Today it is quite common to see tenured scientists espousing horrifically radical ideas: nanotechnology, artificial intelligence, cryonic suspension of the dead, downloading the contents of the brain… Hubristic mania is loose in the halls of academe, where everybody and his sister seems to have a plan to set the cosmos on its ear.”

“Anything that can be done to a rat can be done to a human being. And we can do most anything to rats. This is a hard thing to think about, but it’s the truth. It won’t go away because we cover our eyes.

This is cyberpunk.”

“Cyberpunk was a voice of Bohemia – Bohemia in the 1980’s. The technosocial changes loose in contemporary society were bound to affect its counterculture. Cyberpunk was the literary incarnation of this phenomenon. And the phenomenon is still growing. Communication technologies in particular are becoming much less respectable, much more volatile, and increasingly in the hands of people you might not introduce to your grandma.”

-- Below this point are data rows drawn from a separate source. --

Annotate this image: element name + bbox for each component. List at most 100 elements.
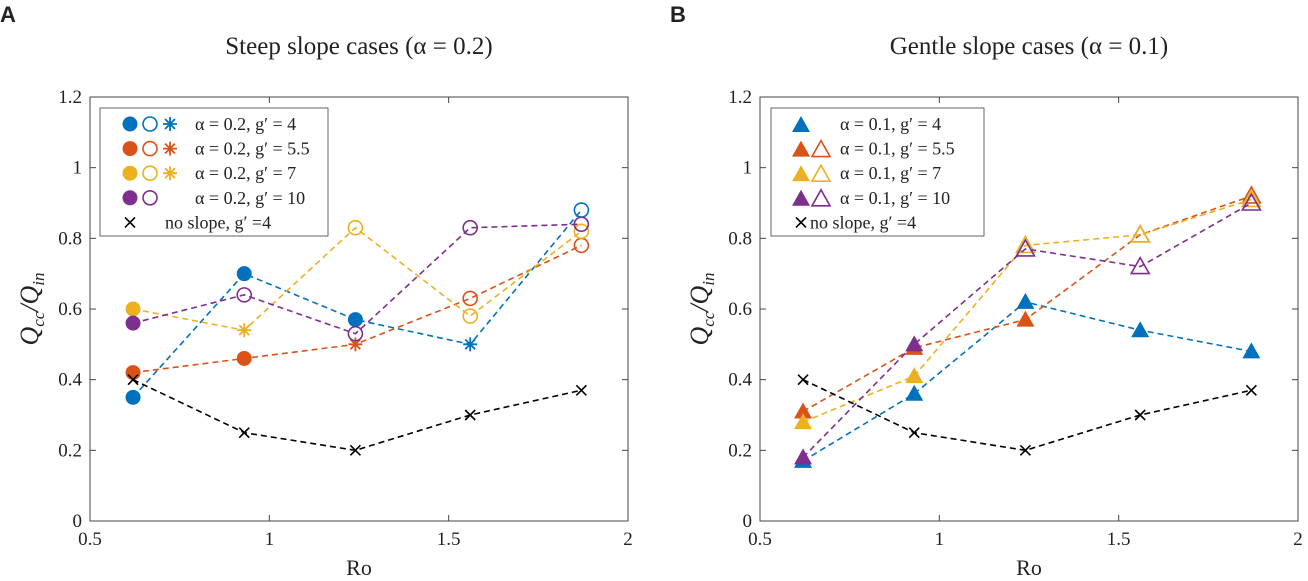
legend-marker — [792, 165, 810, 182]
legend-label: α = 0.1, g′ = 5.5 — [840, 139, 955, 159]
data-point — [573, 223, 590, 240]
y-label-part: /Q — [685, 285, 714, 313]
legend-label: α = 0.2, g′ = 5.5 — [195, 139, 310, 159]
legend-marker — [792, 116, 810, 132]
legend-marker — [163, 117, 177, 131]
panel-label: A — [0, 2, 16, 27]
data-point — [347, 219, 364, 236]
series-1 — [125, 237, 590, 381]
data-point — [462, 219, 478, 236]
data-point — [463, 337, 478, 352]
data-point — [1015, 234, 1036, 254]
x-tick-label: 1 — [935, 529, 945, 550]
y-label-part: Q — [685, 327, 714, 346]
legend: α = 0.1, g′ = 4 α = 0.1, g′ = 5.5 α = 0.1,… — [770, 107, 985, 237]
y-tick-label: 0.2 — [58, 440, 82, 461]
data-point — [347, 325, 364, 342]
legend-marker — [792, 189, 810, 206]
series-line — [132, 223, 582, 335]
y-tick-label: 0.4 — [58, 370, 82, 391]
data-point — [1131, 321, 1150, 338]
x-tick-label: 0.5 — [78, 529, 102, 550]
data-point — [575, 384, 587, 396]
y-tick-label: 0 — [743, 511, 753, 532]
data-point — [1015, 238, 1036, 257]
y-label-part: /Q — [15, 285, 44, 313]
data-point — [573, 202, 590, 218]
data-point — [573, 216, 590, 232]
data-point — [1129, 224, 1151, 243]
legend: α = 0.2, g′ = 4 α = 0.2, g′ = 5.5 α = 0.2,… — [99, 107, 329, 237]
legend-marker — [142, 140, 158, 157]
legend-marker — [122, 116, 138, 132]
chart-title: Gentle slope cases (α = 0.1) — [890, 33, 1169, 60]
panel-b: B Gentle slope cases (α = 0.1) 0.5 1 1.5 2 0 0.… — [670, 2, 1303, 580]
data-point — [347, 312, 363, 328]
y-label-part: in — [29, 272, 48, 285]
legend-box — [99, 107, 329, 237]
series-4 — [127, 374, 587, 456]
legend-marker — [124, 216, 136, 228]
x-tick-label: 0.5 — [748, 529, 772, 550]
legend-marker — [122, 141, 138, 157]
series-4 — [797, 374, 1257, 456]
data-point — [236, 266, 252, 282]
panel-a: A Steep slope cases (α = 0.2) 0.5 1 1.5 2 0 0.2… — [0, 2, 633, 580]
data-point — [236, 287, 253, 303]
data-point — [905, 335, 924, 352]
data-point — [1019, 444, 1031, 456]
data-point — [349, 444, 361, 456]
y-tick-label: 1.2 — [58, 87, 82, 108]
data-point — [1242, 342, 1261, 359]
data-point — [794, 448, 813, 465]
data-point — [125, 301, 141, 317]
legend-marker — [142, 116, 158, 132]
series-3 — [794, 192, 1262, 465]
x-tick-label: 1.5 — [437, 529, 461, 550]
legend-label: α = 0.2, g′ = 7 — [195, 163, 296, 183]
data-point — [905, 367, 924, 384]
data-point — [797, 374, 809, 386]
data-point — [125, 365, 141, 381]
data-point — [794, 413, 813, 430]
series-2 — [794, 188, 1262, 430]
series-line — [132, 209, 582, 398]
y-label-part: cc — [699, 311, 718, 327]
series-line — [132, 378, 582, 452]
data-point — [462, 290, 478, 307]
y-tick-label: 0.2 — [728, 440, 752, 461]
y-tick-label: 1 — [743, 158, 753, 179]
data-point — [1016, 292, 1035, 309]
legend-label: α = 0.2, g′ = 10 — [195, 188, 305, 208]
series-line — [132, 244, 582, 374]
data-point — [1241, 185, 1262, 204]
y-label-part: Q — [15, 327, 44, 346]
x-tick-label: 2 — [1293, 529, 1303, 550]
x-tick-label: 2 — [623, 529, 633, 550]
data-point — [125, 315, 141, 331]
series-line — [802, 202, 1252, 458]
legend-marker — [163, 141, 177, 156]
y-axis-label-rendered: Qcc/Qin — [15, 272, 48, 345]
legend-label: no slope, g′ =4 — [810, 212, 916, 232]
data-point — [1134, 409, 1146, 421]
data-point — [1241, 192, 1262, 211]
legend-marker — [122, 165, 138, 181]
legend-marker — [810, 163, 832, 182]
series-line — [802, 198, 1252, 423]
data-point — [1016, 310, 1035, 327]
y-label-part: in — [699, 272, 718, 285]
data-point — [348, 337, 363, 352]
y-axis-label-rendered: Qcc/Qin — [685, 272, 718, 345]
x-tick-label: 1 — [265, 529, 275, 550]
y-tick-label: 0.6 — [728, 299, 752, 320]
data-point — [464, 409, 476, 421]
data-point — [125, 389, 141, 405]
series-0 — [125, 202, 590, 405]
legend-marker — [122, 190, 138, 206]
legend-label: α = 0.2, g′ = 4 — [195, 114, 296, 134]
y-tick-label: 0 — [73, 511, 83, 532]
legend-marker — [810, 188, 832, 207]
chart-title: Steep slope cases (α = 0.2) — [225, 33, 492, 60]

“But science fiction is still alive, still open and developing. And Bohemia will not go away. Bohemia, like SF, is not a passing fad, although it breeds fads; like SF, Bohemia is old; as old as industrial society, of which both SF and Bohemia are integral parts. Cybernetic Bohemia is not some bizarre advent; when cybernetic Bohemians proclaim that what they are doing is completely new, they innocently delude themselves, merely because they are young.”

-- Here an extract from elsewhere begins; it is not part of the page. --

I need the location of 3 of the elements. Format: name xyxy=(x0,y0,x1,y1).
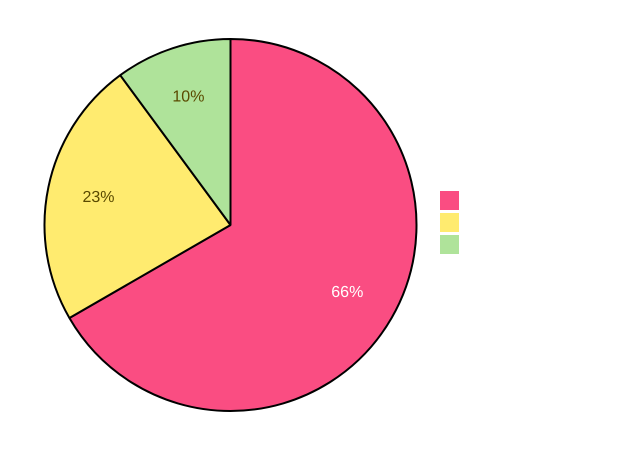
data-label: 66% xyxy=(331,284,364,301)
data-label: 10% xyxy=(172,88,204,106)
data-label: 23% xyxy=(82,188,115,206)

“There is much bleakness in cyberpunk, but it is an honest bleakness. There is ecstasy, but there is also dread … This generation will have to watch a century of manic waste and carelessness hit home, and we know it. We will be lucky not to suffer greatly from ecological blunders already committed; we will be extremely lucky not to see tens of millions of fellow human beings dying horribly on television as we Westerners sit in our living rooms munching our cheeseburgers. And this is not some wacky Bohemian jeremiad; this is an objective statement about the condition of the world, easily confirmed by anyone with the courage to look at the facts.

These prospects must and should effect our thoughts and expressions and, yes, our actions; and if writers close their eyes to this, they may be entertainers, but they are not fit to call themselves science fiction writers. And cyberpunks are science fiction writers – not a ‘subgenre’ or a ‘cult,’ but the thing itself. We deserve this title and we should not be deprived of it.

But the Nineties will not belong to the cyberpunks. We will be there working, but we are not the Movement, we are not even ‘us’ any more. The Nineties will belong to the coming generation, those who grew up in the Eighties. All power, and the best of luck to the Nineties underground.”

So the question that remains is what of the 21st century – what or who do we belong to – where are we going? Where is Science Fiction heading – what is the hallmark of this time?